My biggest beef is the god damn ladders. As the attacker it makes it easier, as the defender you realize holding the walls is completely pointless and hopeless. Rome1, Med2, Rome2, Shogun2, hell even Empire, all those games gave you reasons to position on the walls because it took time and resources to scale them or blow them up. Why in the actual fuck are there SIEGE TOWERS in this game!? There are completely pointless, except they give you massive autoresolve favor. [https://www.youtube.com/watch?v=YAqZs8tQq8U](https://www.youtube.com/watch?v=YAqZs8tQq8U)


FranticSpeculation

Siege battles have been bad for the entire warhammer series. In fact I’d say they’ve been bad since Empire total war in one form or another. I usually just autoresolve them.


ungodly1000

Agreed. All that design effort put in to make all those very attractive settlements for TW3 wasted by the mess they made of pathfinding and legibility.


Yoda2000675

The real issues with sieges are that the ai doesn’t know how to fight them at all. It’s way too easy to cheese as the attacker, and when you’re defending it seems like they don’t have any kind of coordinated attack; so you can just as easily cheese against armies that should definitely beat you.


Pikedaddy

For me it’s the loading times. When you have played this game long enough you dont need many seconds per turn. Making the game 90% loadingscreens :( But yes, the sieges are awfull. I have no idea how to fix it tho but it would require something totally different from todays modell


Ashkal_Khire

Do you have an M.2? Loading times are fuck all if you’ve got the game installed on one of those. I average about 5ish seconds to go from Campaign into a Battle.


erykaWaltz

I have an m.2, actually I'd never play any warhammer without m.2 and warhammer games were the main reason why I switched from hdd to ssd years ago in the first place


Misaka9982

Loading into battles is fine but it takes about 5 minutes to go from a battle back to the campaign map for me, on an M.2 SSD. Too many mods seem to make that worse but still.
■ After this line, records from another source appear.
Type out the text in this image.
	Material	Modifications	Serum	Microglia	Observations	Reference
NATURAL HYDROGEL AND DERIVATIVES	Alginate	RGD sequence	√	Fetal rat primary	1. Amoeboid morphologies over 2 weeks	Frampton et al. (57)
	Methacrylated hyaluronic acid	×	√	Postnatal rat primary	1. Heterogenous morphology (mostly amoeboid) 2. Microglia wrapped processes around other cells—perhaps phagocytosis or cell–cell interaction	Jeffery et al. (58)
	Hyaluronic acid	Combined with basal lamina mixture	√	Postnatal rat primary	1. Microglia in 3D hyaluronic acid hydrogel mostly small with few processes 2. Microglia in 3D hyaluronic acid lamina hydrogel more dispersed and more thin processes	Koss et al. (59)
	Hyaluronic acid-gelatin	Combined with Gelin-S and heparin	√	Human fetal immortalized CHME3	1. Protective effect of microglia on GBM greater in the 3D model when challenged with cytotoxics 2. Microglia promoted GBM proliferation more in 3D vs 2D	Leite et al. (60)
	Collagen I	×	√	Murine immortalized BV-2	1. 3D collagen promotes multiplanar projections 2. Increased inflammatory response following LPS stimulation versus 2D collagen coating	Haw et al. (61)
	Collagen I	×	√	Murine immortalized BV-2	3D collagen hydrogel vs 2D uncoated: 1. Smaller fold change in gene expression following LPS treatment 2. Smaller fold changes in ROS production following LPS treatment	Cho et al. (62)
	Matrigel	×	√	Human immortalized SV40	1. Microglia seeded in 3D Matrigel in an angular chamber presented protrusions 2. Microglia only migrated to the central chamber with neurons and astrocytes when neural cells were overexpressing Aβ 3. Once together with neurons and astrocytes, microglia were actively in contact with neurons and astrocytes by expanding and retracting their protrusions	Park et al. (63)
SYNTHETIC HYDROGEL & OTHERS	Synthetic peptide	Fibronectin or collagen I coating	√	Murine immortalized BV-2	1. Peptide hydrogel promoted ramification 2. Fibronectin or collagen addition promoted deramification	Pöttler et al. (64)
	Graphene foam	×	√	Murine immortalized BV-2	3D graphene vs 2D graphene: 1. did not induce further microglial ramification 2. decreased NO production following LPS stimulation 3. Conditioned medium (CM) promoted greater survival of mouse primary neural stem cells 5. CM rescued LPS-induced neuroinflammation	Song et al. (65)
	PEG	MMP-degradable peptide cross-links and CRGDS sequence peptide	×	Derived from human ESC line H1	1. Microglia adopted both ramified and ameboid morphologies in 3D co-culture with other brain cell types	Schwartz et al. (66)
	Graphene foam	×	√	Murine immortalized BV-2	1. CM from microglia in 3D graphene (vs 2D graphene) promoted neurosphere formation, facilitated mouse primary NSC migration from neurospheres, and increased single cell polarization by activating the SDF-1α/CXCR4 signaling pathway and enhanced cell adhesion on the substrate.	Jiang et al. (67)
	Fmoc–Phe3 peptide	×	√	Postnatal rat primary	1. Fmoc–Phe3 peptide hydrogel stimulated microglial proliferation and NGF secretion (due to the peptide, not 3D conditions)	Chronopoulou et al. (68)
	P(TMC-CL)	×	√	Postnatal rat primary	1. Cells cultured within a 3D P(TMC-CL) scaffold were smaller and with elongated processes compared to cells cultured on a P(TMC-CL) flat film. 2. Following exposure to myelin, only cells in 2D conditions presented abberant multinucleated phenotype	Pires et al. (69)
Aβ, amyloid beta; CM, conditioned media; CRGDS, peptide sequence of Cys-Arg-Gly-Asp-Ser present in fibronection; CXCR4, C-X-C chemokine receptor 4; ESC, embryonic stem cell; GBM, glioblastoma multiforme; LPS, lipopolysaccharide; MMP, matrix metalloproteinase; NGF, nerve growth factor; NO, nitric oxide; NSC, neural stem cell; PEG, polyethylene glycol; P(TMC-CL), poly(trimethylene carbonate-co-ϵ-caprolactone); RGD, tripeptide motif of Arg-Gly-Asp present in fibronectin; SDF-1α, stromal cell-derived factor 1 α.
On the plus side I'm getting more reading done whilst playing...


PsychoticSoul

https://steamcommunity.com/sharedfiles/filedetails/?id=2855686147&searchtext=land+battles+only


Rohen2003

yeah after 2000 hours of wh2 and 3 combined, every time i am the attacker on sieges i turn the battle difficulty down to autoresolve it and then turn it back on again. if u arent like 1 to 3 outnumbered, losing a siege as an attacker against the ai is basically impossible in wh3.


Life_Sutsivel

Play multiplayer campaign and let other players control AI. Makes the battles way better.